Wie war die Resonanz, als „Angel Express“ ins Kino kam?
Die Erwartungen an den Film waren damals sehr hoch. Das war mir zu dem Zeitpunkt gar nicht so richtig bewusst. Ich hatte gerade Oskar Roehlers „Silvester Countdown“ produziert, spielte auch die Hauptrolle, und der Film wurde ein Riesenerfolg bei der Kritik und bei Festivals. „Angel Express“ war anders und trotzdem gab es eine klare Verbindung zwischen den Filmen. Trotz des großen Presse-Echos und der vielen Festivals war „Silvester Countdown“ nur mäßig erfolgreich im Kino. Ähnlich war es mit „Angel Express„, der im Kino nicht wirklich durchstarten konnte. Manchmal glaube ich, dass Filme, die versuchen, einen Zeitgeist einzufangen, immer im Kino scheitern müssen. Sie kommen entweder zu früh oder zu spät. Wenn man „Angel Express“ als eine Art Techno-Film sieht, dann hat es sehr lange gedauert, bis mit „Berlin Calling“ ein Film dieses Genres sein Publikum finden konnte. Lustigerweise war ich bei „Berlin Calling“ dann wieder als Schauspieler dabei. Die Aufmerksamkeit in der Branche und der Öffentlichkeit war aber bei „Angel Express“ außerordentlich gut. Es gab wirklich viele großartige Reviews, die ich heute noch gern durchblättere.
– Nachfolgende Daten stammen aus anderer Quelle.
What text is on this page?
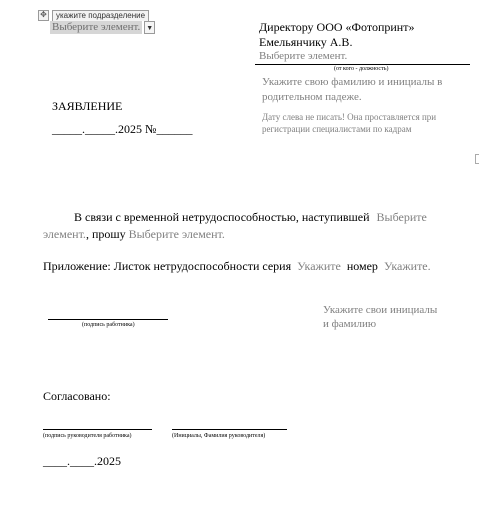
✥	укажите подразделение
Выберите элемент. ▼	Директору ООО «Фотопринт»
Емельянчику А.В.
Выберите элемент.
(от кого - должность)
Укажите свою фамилию и инициалы в
родительном падеже.
Дату слева не писать! Она проставляется при
регистрации специалистами по кадрам
ЗАЯВЛЕНИЕ
_____._____.2025 №______
В связи с временной нетрудоспособностью, наступившей Выберите
элемент., прошу Выберите элемент.
Приложение: Листок нетрудоспособности серия Укажите номер Укажите.
(подпись работника)
Укажите свои инициалы
и фамилию
Согласовано:
(подпись руководителя работника)	(Инициалы, Фамилия руководителя)
____.____.2025
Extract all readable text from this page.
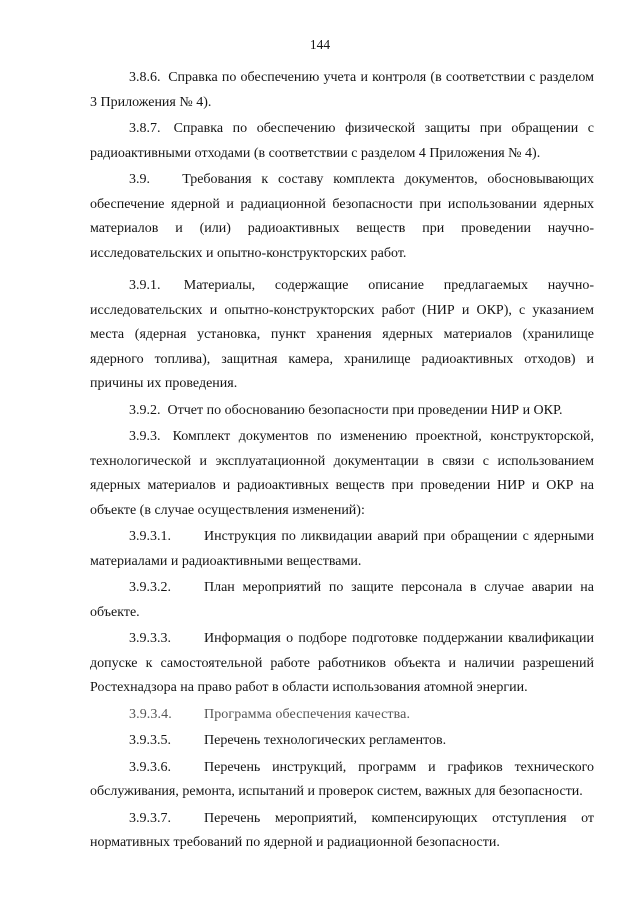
144

3.8.6. Справка по обеспечению учета и контроля (в соответствии с разделом 3 Приложения № 4).

3.8.7. Справка по обеспечению физической защиты при обращении с радиоактивными отходами (в соответствии с разделом 4 Приложения № 4).

3.9. Требования к составу комплекта документов, обосновывающих обеспечение ядерной и радиационной безопасности при использовании ядерных материалов и (или) радиоактивных веществ при проведении научно-исследовательских и опытно-конструкторских работ.

3.9.1. Материалы, содержащие описание предлагаемых научно-исследовательских и опытно-конструкторских работ (НИР и ОКР), с указанием места (ядерная установка, пункт хранения ядерных материалов (хранилище ядерного топлива), защитная камера, хранилище радиоактивных отходов) и причины их проведения.

3.9.2. Отчет по обоснованию безопасности при проведении НИР и ОКР.

3.9.3. Комплект документов по изменению проектной, конструкторской, технологической и эксплуатационной документации в связи с использованием ядерных материалов и радиоактивных веществ при проведении НИР и ОКР на объекте (в случае осуществления изменений):

3.9.3.1. Инструкция по ликвидации аварий при обращении с ядерными материалами и радиоактивными веществами.

3.9.3.2. План мероприятий по защите персонала в случае аварии на объекте.

3.9.3.3. Информация о подборе подготовке поддержании квалификации допуске к самостоятельной работе работников объекта и наличии разрешений Ростехнадзора на право работ в области использования атомной энергии.

3.9.3.4. Программа обеспечения качества.

3.9.3.5. Перечень технологических регламентов.

3.9.3.6. Перечень инструкций, программ и графиков технического обслуживания, ремонта, испытаний и проверок систем, важных для безопасности.

3.9.3.7. Перечень мероприятий, компенсирующих отступления от нормативных требований по ядерной и радиационной безопасности.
Aber daneben gab es auch wüste Verrisse und manchmal sogar ganz persönliche Beleidigungen. Das hatte mit der Zeit und dem Bild meiner Person in der damaligen Öffentlichkeit zu tun.

Die Wahrnehmung veränderte sich aber…
Interessant war für mich, dass, als ich 2011 den Director’s Cut von „Angel Express“ herausbrachte, fast durchweg sehr positive Kritiken kamen. Die Kritiker konnten jetzt lässiger sein. Das hat damit zu tun, dass es mich immer noch gibt, die Großfresse also durchgehalten hat. Ein bisschen älter und gesetzter bin ich geworden, aber klar freut es mich, dass zum Beispiel eine Filmredakteurin einer großen wichtigen Wochenzeitschrift vor Kurzem zu mir kam und sagte: „RP, ich habe den „Angel Express Director’s Cut“ gesehen. Ich hatte damals Unrecht mit meiner Kritik. Der Film ist richtig gut. Sorry für den Verriss von damals.“ Woran ich mich gerne erinnere, ist unser wirklich wildes Herausbringungskonzept zwischen Underground und Größenwahn. Das ging damals Ende der 90er, es wurde fast schon erwartet, dass man nicht „business as usual“ macht. Wir eröffneten zeitgleich zum Kinostart die „Angel Express“ Lounge, so eine Art temporären Club, mit dem wir auch auf Tournee gingen. An der damals sehr berühmten Plakatwand Rosenthaler Straße, Ecke Neue Schönhauser Straße prangte in großen Lettern „Ich glaub ich brauch was“. Winzig klein dann der Hinweis auf den Film „Angel Express„. Davon gibt es von einem Fotokünstler auch ein nicht unbekanntes Bild: Eine Brachfläche in Berlin-Mitte mit diesem Schriftzug auf dem Plakat. Das Bild ist für mich leider viel zu teuer, falls also jemand mal eine Geschenkidee für mich braucht… Aber um noch mal auf deine Frage zurück zu kommen: „Angel Express“ verkaufte sich gut ins Ausland, wurde vom Privatfernsehen angekauft und die Erstauflage des Director’s Cut ist schon ausverkauft. Letztlich ist also alles für mich sehr gut ausgegangen.